--On Tuesday, October 03, 2006 3:54 PM -0700 Howard Chu hyc@symas.com wrote:
Quanah Gibson-Mount wrote:
--On Tuesday, October 03, 2006 7:23 PM +0000 kurt@OpenLDAP.org wrote:
Update of /repo/OpenLDAP/pkg/ldap/servers/slapd/schema
Modified Files: core.schema 1.88 -> 1.89
Log Message: Incorporate a bit of text from RFC 4524, just to make a point regarding ITS#4693.
The general problem is that things that are copyrightable are not generally distributable in free distributions (i.e., debian), which means that they then cannot distribute core.schema with the OpenLDAP distribution if you make the copyright statement applicable. They already strip out the RFC's since they also are non-free.
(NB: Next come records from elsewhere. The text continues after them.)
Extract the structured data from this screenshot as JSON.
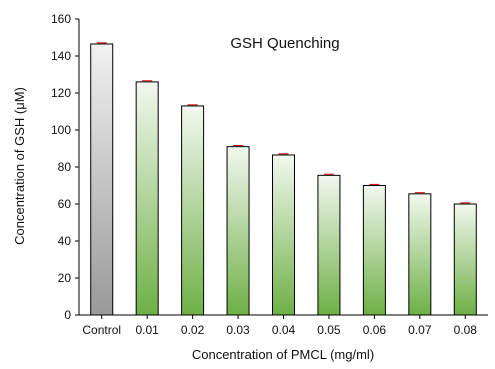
{
  "chart_data": {
    "type": "bar",
    "title": "GSH Quenching",
    "xlabel": "Concentration of PMCL (mg/ml)",
    "ylabel": "Concentration of GSH (μM)",
    "categories": [
      "Control",
      "0.01",
      "0.02",
      "0.03",
      "0.04",
      "0.05",
      "0.06",
      "0.07",
      "0.08"
    ],
    "values": [
      146.5,
      126,
      113,
      91,
      86.5,
      75.5,
      70,
      65.5,
      60
    ],
    "errors": [
      0.6,
      0.6,
      0.6,
      0.6,
      0.6,
      0.6,
      0.6,
      0.6,
      0.6
    ],
    "ylim": [
      0,
      160
    ],
    "yticks": [
      0,
      20,
      40,
      60,
      80,
      100,
      120,
      140,
      160
    ],
    "grid": false,
    "colors": {
      "control_top": "#f2f2f2",
      "control_bottom": "#999999",
      "treatment_top": "#f2f8ef",
      "treatment_bottom": "#6eb046",
      "error_bar": "#cc0000",
      "axis": "#000000"
    }
  }
}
I fail to see how any of this is the OpenLDAP Project's concern. The Project provides a source code distribution, not runnable packages. Whoever creates the runnable packages deals with packaging issues however they see fit.
As a philosophical point - in the United States, every written work is automatically covered by copyright at the moment of creation.
Debian sez:
This is factually false. Recipes cannot be copyrighted, nor can interface specifications, nor can telephone books, except to the degree that a compilation copyright applies.
You'll note that practically every file in the OpenLDAP source tree is covered by one or more copyrights. To assert that things that are copywritten cannot be distributed freely is a rather peculiar viewpoint;
I note:
The problem is the type of copywrite, not whether or not it is copywritten. (i.e., able to be modified (free) or not (non-free)).
things can be distributed according to the License granted by the
copyright holder.
Debian sez:
Yes, and the license in this case is non-free, so it's good that the material wasn't copyrightable in the first place.